Бражный поломался для важности, но согласился; братва двинулась в дом. Данила Наумович надел суконную синюю поддевку, навесил медаль, — он тоже не лыком шит, у государя-императора с другими волостными старшинами побывал, удостоился высокой милости. Сапоги его скрипели и пахли дегтем, всех своих дочерей и снох — розовых, сытых — усадил Данила Наумович за стол. Меж ними разместились матросы, прижимались к ним, гладили толстые ляжки, потели.
Первый стакан поднял Данила.
— За победу, братья матросики, — елейно сказал он, — чтобы, значит, во веки веков!
— Ур-ра! — гаркнул Бражный и ущипнул жену Ильи.
Та взвизгнула. Илья нахмурился, но сдержался: пойди скажи поперечное словцо дорогим гостям!
— Кронштадт — это ж что?! — похвалялся Бражный, никогда ни в Кронштадте, ни в матросах не бывший. — Эт-то же крепость, бастион… Да там братва своя в доску. Р-раз — и вся Россия к чертям, два — и нет ничего! Вот что такое Кронштадт! — заключил он.
Совсем захмелевший, пьянствовавший уже в пятом или седьмом селе, Бражный обнял жену Ильи и заплакал.
Илья обиделся, полез в драку; его быстро утихомирили.
Данила Наумович, выпив через меру, развеселился и пошел в пляс.
В окна лезли любопытные, пересмеивались; девки, мальчишки, расплющивая носы о стекла, смотрели на веселье.
— По такому делу, — кричал Данила Наумович, — молебен бы отслужить!
— Д-давай сюда попа, — заорал проснувшийся Бражный, — я из него, кудлатого, котлету сделаю! Пускай панихиду служит, бог с ним!

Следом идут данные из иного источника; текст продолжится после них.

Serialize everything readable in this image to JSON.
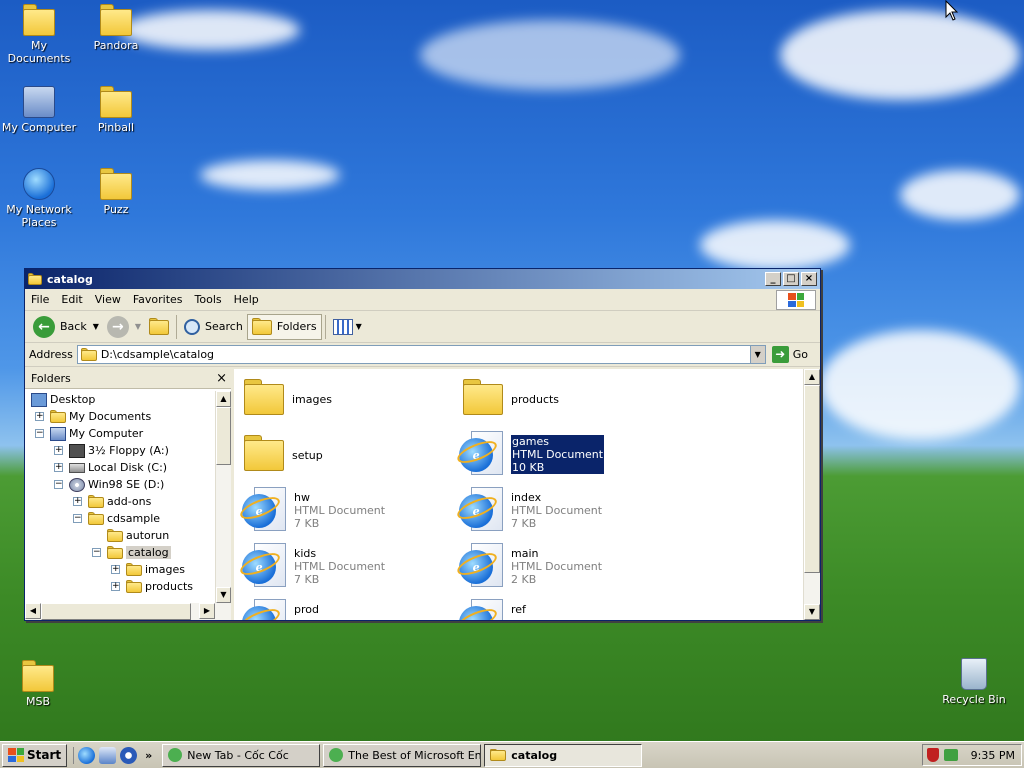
{
  "desktop": {
    "icons": [
      {
        "label": "My Documents",
        "icon": "my-documents-icon"
      },
      {
        "label": "Pandora",
        "icon": "folder-icon"
      },
      {
        "label": "My Computer",
        "icon": "my-computer-icon"
      },
      {
        "label": "Pinball",
        "icon": "folder-icon"
      },
      {
        "label": "My Network Places",
        "icon": "network-places-icon"
      },
      {
        "label": "Puzz",
        "icon": "folder-icon"
      },
      {
        "label": "MSB",
        "icon": "folder-icon"
      },
      {
        "label": "Recycle Bin",
        "icon": "recycle-bin-icon"
      }
    ]
  },
  "window": {
    "title": "catalog",
    "controls": {
      "minimize": "_",
      "maximize": "□",
      "close": "×"
    },
    "menu": [
      "File",
      "Edit",
      "View",
      "Favorites",
      "Tools",
      "Help"
    ],
    "toolbar": {
      "back": "Back",
      "search": "Search",
      "folders": "Folders"
    },
    "address": {
      "label": "Address",
      "value": "D:\\cdsample\\catalog",
      "go": "Go"
    },
    "folders_pane": {
      "title": "Folders",
      "close": "×",
      "tree": [
        {
          "label": "Desktop",
          "expander": "",
          "icon": "desktop-icon"
        },
        {
          "label": "My Documents",
          "expander": "+",
          "icon": "my-documents-icon"
        },
        {
          "label": "My Computer",
          "expander": "−",
          "icon": "my-computer-icon"
        },
        {
          "label": "3½ Floppy (A:)",
          "expander": "+",
          "icon": "floppy-icon"
        },
        {
          "label": "Local Disk (C:)",
          "expander": "+",
          "icon": "drive-icon"
        },
        {
          "label": "Win98 SE (D:)",
          "expander": "−",
          "icon": "cd-drive-icon"
        },
        {
          "label": "add-ons",
          "expander": "+",
          "icon": "folder-icon"
        },
        {
          "label": "cdsample",
          "expander": "−",
          "icon": "folder-icon"
        },
        {
          "label": "autorun",
          "expander": "",
          "icon": "folder-icon"
        },
        {
          "label": "catalog",
          "expander": "−",
          "icon": "folder-open-icon"
        },
        {
          "label": "images",
          "expander": "+",
          "icon": "folder-icon"
        },
        {
          "label": "products",
          "expander": "+",
          "icon": "folder-icon"
        }
      ]
    },
    "files": [
      {
        "name": "images",
        "type": "",
        "size": "",
        "kind": "folder"
      },
      {
        "name": "products",
        "type": "",
        "size": "",
        "kind": "folder"
      },
      {
        "name": "setup",
        "type": "",
        "size": "",
        "kind": "folder"
      },
      {
        "name": "games",
        "type": "HTML Document",
        "size": "10 KB",
        "kind": "html",
        "selected": true
      },
      {
        "name": "hw",
        "type": "HTML Document",
        "size": "7 KB",
        "kind": "html"
      },
      {
        "name": "index",
        "type": "HTML Document",
        "size": "7 KB",
        "kind": "html"
      },
      {
        "name": "kids",
        "type": "HTML Document",
        "size": "7 KB",
        "kind": "html"
      },
      {
        "name": "main",
        "type": "HTML Document",
        "size": "2 KB",
        "kind": "html"
      },
      {
        "name": "prod",
        "type": "",
        "size": "",
        "kind": "html"
      },
      {
        "name": "ref",
        "type": "",
        "size": "",
        "kind": "html"
      }
    ]
  },
  "taskbar": {
    "start": "Start",
    "quicklaunch_more": "»",
    "tasks": [
      {
        "label": "New Tab - Cốc Cốc"
      },
      {
        "label": "The Best of Microsoft En..."
      },
      {
        "label": "catalog",
        "active": true
      }
    ],
    "clock": "9:35 PM"
  },
  "colors": {
    "titlebar_start": "#0a246a",
    "titlebar_end": "#a6caf0",
    "selection": "#0a246a"
  }
}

Отрядили конника за попом. Тот примчался быстро — его подгонял плеткой верховой.
На молебен пришел Сторожев. Поп и дьякон долго шептались с ним: дескать, какую власть поминать?
Сторожев, понаторевший в церковных делах, в три счета составил многолетие «народному герою Антонову со братией своей» и «неустрашимому воинству крестьянскому».

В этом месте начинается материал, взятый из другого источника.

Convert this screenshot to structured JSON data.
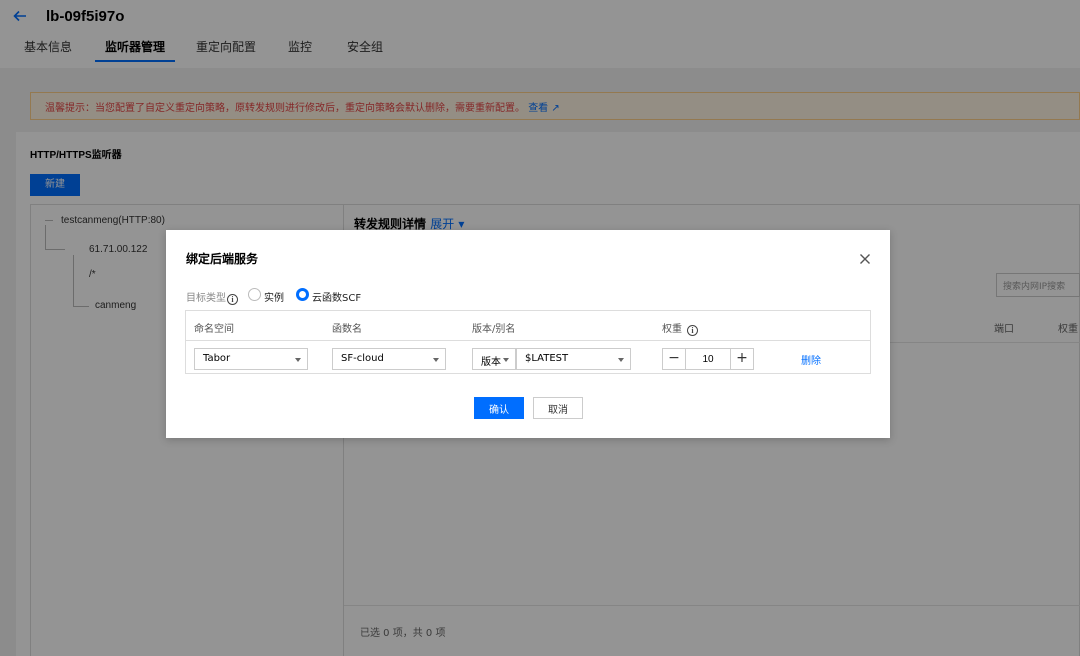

Бражный на молебне охальничал, пытался что-то петь, поп сердился, тряс головой.
После молебна матросы подошли к кресту. Бражный заблевал попу рясу и епитрахиль, а под конец так напоил его, что тот скатился под стол, да там и захрапел. Вечером матросы гуляли по селу, где-то били стекла, кого-то секли плетьми, чьих-то девок изнасиловали.
К утру многие матросы оказались избитыми до полусмерти, а Бражный валялся за чьим-то сараем с раскроенным черепом.
Догулялся!
Кронштадтский мятеж вскружил голову Антонову.

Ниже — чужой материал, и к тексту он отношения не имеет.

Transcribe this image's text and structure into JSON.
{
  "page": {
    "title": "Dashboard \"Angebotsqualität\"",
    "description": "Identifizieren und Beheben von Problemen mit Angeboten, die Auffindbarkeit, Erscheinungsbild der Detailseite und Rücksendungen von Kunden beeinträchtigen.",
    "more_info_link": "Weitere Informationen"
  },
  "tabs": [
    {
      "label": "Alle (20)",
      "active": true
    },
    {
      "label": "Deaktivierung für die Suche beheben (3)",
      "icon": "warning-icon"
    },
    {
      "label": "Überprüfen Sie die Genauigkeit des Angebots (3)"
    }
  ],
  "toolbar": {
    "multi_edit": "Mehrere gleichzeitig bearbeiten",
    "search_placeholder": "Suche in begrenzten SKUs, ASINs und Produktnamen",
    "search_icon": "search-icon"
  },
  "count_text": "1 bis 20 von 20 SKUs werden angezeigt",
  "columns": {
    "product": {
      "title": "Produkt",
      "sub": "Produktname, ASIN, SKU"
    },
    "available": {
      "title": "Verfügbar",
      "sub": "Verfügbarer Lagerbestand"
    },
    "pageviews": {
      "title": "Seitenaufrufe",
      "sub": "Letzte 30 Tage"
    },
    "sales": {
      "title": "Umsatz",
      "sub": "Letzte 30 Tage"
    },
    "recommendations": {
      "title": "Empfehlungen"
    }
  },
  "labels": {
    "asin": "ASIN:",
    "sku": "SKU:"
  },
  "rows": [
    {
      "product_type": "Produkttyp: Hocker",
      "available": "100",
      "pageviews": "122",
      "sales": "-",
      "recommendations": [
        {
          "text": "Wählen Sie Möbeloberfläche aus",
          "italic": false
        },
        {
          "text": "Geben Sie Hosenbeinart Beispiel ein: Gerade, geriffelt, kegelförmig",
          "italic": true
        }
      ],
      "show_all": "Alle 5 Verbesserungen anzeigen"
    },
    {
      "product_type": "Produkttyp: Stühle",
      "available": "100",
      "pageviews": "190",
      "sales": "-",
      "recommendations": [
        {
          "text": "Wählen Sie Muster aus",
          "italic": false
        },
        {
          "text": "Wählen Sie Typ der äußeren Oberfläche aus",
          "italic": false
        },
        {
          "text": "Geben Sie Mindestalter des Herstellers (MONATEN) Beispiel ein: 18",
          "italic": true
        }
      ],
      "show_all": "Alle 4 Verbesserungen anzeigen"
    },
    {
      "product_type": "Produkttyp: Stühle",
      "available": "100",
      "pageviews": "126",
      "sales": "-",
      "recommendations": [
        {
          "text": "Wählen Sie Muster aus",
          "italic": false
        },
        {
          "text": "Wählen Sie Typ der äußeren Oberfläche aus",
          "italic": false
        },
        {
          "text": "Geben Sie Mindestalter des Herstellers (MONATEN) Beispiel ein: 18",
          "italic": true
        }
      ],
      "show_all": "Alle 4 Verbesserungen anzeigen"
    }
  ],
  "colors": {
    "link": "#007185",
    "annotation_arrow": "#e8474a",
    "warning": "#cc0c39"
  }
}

Видел он в своих мечтаниях поля и перелески и дали, перекатывающиеся через древние курганы, через реки и озера, скованные льдами. Не охватить внутренним оком этих просторов! Соломенные ометы и стога сена, возвышающиеся там и здесь, припорошенное снегом белое величавое застывшее пространство, купы гнущихся под снежными шапками берез и дубов, утопающие в снежных валах кусты, сугробами занесенные овраги и луга, таинственная молчаливость лесов, погруженных в зимнюю дрему, то освещаемых солнцем, то купающихся в мертвенном свете луны.
И тысячи деревенек и сел… То колокольня мелькнет где-то в безбрежном просторе, то махнет крылом мельница, то покажется на дороге подвода и согбенная фигура мужика в дырявом армяке, погруженная в вековечную думу…
И мечтал Антонов поставить свою власть на этих необозримых пространствах. Свою власть! Хотя бы пришлось для того шагать по колено в крови, пороть, пытать, вешать, стрелять, сжигать города и села. Никому пощады, кто против него! Никакой жалости, не верить слезам, наслаждаться стонами врагов, пытаемых Германом!